South walkers accomplish truly amazing feets
Only those who have experienced intense pain, followed by luxurious relief, can appreciate my delight when I realized during the May 7 Hunger Hike that I was hopelessly in love with Dr. Scholl. But my bliss was twofold: my passions were aroused by the Foot Powder King and Dr. Ben-Gay.
I have calmed my heart palpitations sufficiently, however, to look back with some degree of sanity upon that day nearly two weeks ago.

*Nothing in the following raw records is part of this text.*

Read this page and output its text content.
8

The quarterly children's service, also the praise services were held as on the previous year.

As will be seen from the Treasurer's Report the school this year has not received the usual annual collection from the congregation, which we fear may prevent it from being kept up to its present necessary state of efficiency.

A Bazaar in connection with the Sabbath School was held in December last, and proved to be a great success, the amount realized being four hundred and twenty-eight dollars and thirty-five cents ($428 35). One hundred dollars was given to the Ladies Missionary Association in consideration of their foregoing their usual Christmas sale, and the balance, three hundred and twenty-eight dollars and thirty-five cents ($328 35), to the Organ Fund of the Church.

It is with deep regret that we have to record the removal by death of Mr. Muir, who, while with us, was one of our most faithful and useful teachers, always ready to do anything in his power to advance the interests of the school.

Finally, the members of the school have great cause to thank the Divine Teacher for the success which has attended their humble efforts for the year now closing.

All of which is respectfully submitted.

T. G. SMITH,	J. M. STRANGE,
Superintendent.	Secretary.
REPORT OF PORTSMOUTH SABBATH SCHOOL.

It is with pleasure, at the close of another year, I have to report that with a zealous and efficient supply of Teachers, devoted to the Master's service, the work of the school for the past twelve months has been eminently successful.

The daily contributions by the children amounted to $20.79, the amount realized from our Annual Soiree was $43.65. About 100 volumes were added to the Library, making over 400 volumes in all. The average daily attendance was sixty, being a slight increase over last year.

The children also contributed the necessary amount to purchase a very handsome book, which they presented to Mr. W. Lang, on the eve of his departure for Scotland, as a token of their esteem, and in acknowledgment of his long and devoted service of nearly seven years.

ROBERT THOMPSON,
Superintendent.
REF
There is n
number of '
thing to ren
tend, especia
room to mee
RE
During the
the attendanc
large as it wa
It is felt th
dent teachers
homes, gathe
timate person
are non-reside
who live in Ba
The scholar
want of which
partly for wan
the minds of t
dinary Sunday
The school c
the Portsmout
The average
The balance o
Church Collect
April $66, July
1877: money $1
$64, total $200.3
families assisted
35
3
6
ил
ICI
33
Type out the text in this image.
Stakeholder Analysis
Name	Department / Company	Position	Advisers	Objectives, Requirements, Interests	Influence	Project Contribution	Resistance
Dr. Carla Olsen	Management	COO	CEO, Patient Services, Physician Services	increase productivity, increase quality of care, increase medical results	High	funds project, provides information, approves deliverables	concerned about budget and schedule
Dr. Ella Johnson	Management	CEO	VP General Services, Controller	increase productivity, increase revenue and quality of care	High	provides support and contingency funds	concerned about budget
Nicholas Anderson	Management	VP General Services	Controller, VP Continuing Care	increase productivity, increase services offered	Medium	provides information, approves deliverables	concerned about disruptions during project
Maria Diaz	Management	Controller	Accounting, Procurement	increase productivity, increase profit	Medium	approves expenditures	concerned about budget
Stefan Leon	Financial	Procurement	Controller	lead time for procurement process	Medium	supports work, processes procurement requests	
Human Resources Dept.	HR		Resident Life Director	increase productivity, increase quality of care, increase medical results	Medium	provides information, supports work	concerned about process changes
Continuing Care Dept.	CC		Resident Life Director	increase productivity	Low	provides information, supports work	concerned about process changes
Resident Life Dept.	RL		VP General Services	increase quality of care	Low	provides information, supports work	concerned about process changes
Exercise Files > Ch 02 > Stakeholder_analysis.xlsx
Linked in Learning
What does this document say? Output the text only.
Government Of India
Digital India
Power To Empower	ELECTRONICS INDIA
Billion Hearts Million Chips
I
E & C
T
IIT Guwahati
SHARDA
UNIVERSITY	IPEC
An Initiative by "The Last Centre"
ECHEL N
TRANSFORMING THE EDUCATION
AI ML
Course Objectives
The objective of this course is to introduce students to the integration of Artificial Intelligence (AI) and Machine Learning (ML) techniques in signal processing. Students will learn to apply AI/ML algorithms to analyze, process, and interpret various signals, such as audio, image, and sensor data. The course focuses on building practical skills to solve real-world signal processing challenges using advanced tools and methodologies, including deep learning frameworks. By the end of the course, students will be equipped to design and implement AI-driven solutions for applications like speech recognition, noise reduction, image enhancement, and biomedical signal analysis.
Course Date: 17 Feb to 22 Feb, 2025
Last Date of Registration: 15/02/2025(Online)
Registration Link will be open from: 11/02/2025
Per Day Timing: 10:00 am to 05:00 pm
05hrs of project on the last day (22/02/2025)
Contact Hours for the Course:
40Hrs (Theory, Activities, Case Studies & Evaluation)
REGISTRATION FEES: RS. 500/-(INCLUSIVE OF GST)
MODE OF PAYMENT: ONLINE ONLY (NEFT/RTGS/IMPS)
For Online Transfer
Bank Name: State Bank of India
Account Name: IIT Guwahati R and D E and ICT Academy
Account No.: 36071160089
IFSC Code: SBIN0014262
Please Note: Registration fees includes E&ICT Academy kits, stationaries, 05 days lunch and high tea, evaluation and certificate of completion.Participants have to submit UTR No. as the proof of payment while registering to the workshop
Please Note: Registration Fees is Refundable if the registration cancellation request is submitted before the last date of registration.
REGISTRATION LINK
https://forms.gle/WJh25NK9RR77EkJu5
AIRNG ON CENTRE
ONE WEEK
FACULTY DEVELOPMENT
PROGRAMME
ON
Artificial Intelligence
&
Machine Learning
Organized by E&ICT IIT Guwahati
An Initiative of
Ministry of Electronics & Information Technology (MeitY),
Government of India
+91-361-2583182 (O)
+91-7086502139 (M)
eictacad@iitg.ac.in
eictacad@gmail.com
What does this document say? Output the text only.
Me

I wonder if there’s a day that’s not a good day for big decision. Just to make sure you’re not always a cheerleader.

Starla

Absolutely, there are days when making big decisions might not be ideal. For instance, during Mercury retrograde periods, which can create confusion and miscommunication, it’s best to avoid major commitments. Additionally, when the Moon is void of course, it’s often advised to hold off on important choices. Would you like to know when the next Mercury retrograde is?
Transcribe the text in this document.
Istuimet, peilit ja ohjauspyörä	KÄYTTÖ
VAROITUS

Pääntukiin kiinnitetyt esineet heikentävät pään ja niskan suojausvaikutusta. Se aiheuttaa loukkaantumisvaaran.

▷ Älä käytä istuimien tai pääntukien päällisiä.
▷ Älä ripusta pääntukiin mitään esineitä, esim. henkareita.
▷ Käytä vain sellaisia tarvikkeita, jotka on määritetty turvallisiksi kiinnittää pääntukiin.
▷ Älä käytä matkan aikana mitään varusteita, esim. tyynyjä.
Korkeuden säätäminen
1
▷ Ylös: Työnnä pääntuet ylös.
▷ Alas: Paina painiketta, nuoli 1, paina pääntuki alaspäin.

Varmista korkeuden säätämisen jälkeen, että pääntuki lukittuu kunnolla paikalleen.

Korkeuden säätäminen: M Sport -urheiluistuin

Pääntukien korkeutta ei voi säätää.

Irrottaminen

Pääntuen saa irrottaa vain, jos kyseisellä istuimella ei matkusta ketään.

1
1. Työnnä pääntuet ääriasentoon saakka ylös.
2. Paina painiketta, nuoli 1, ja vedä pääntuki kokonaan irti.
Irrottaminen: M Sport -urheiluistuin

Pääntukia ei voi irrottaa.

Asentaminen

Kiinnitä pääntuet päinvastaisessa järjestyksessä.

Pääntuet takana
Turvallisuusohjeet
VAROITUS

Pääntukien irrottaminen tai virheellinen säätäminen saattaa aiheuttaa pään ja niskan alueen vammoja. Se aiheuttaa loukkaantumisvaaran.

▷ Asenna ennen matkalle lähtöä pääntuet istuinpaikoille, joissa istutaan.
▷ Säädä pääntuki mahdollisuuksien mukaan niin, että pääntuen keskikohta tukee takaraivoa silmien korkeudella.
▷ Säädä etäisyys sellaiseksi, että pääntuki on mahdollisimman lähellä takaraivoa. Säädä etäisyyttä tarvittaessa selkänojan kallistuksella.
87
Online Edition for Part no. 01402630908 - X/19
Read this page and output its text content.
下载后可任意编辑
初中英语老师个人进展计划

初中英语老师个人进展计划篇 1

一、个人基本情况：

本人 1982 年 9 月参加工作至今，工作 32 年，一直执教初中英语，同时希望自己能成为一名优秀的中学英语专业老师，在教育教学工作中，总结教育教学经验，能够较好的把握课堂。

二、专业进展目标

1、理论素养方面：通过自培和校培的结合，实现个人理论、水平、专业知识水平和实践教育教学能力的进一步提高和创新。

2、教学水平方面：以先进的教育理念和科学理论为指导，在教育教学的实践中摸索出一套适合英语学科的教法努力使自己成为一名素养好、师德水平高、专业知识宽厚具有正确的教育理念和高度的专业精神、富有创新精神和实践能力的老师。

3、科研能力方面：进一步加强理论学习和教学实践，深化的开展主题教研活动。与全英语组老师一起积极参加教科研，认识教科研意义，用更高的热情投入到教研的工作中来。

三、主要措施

My condition was far to the contrary then, as were those of my partners-in-pain, Lynne LJ and Lynne P.
Perhaps my most vivid memory of the walk (coupled with the pungent aroma of soggy sneakers) is the sight of Umbrellas on Parade down Skokie Blvd. The sprouting of 400 mushroom-shaped bumbershoots is a vision not be be missed by any funster.
After a few hours of manically clutching her belongings to protect them from the mulch of a once-clean curb, Miss P came to a sad realization: "My hands won't work!" she announced to anyone who would listed to here. Figuring that she was a tragic young victim of arthritis, I started groping for some Anacin.
The awful truth then hit Miss LJ and me that we were also among the afflicted as we began a life-and-death struggle to peel an orange. The song "Jungle Fever" suddenly became "Swamp Fever" as we crooned "Ahh, I can peel it."
Obvious choices for my 1972 Hate List are Nancy Sinatra for her immortal rendition of "These Boots are Made for Walkin'," and the thoughtless disc jockey who insisted on playing it. Our nerves were near the breaking point, we also were in no state of mind or body to appreciate the uproarious humor involved in watching contestants vie for the coveted "Muckiest Jeans of the Year" award.
As was the case last year, I was thrilled to no end at the fabulous collection of checkpoint stamps I received. (As should be apparent to all, not much is required to impress me on a soupy Sunday.) One thing is self-evident, however: nothing can compare with the luscious tones of turquoise, lilac, vermilion, and basic black I acquired.
Doggedly following the trail of foot powder up Sheridan Road we Three Musketeers kept our thoughts on the marvels of once again viewing the awe-inspiring Old Orchard shopping center. Little things do mean a lot on such days, and here is a sample of spirit-builders.
1. The sight of Lynne LJ, that always chic SC secretary, as the Nomadic Fool, strikingly wrapped in a lovely gray blanket with a mix-or-match sweater entwined about her head.
2. The battle to decipher my garbled speech as my mind slowly deteriorated from fatigue.
3. The faint whimpers of "Mommy, where are you?" pathetically uttered by Lynne P.
Pain fades a hundred times faster than memories, though. We consider ourselves fortunate and honored to have participated in such a cause.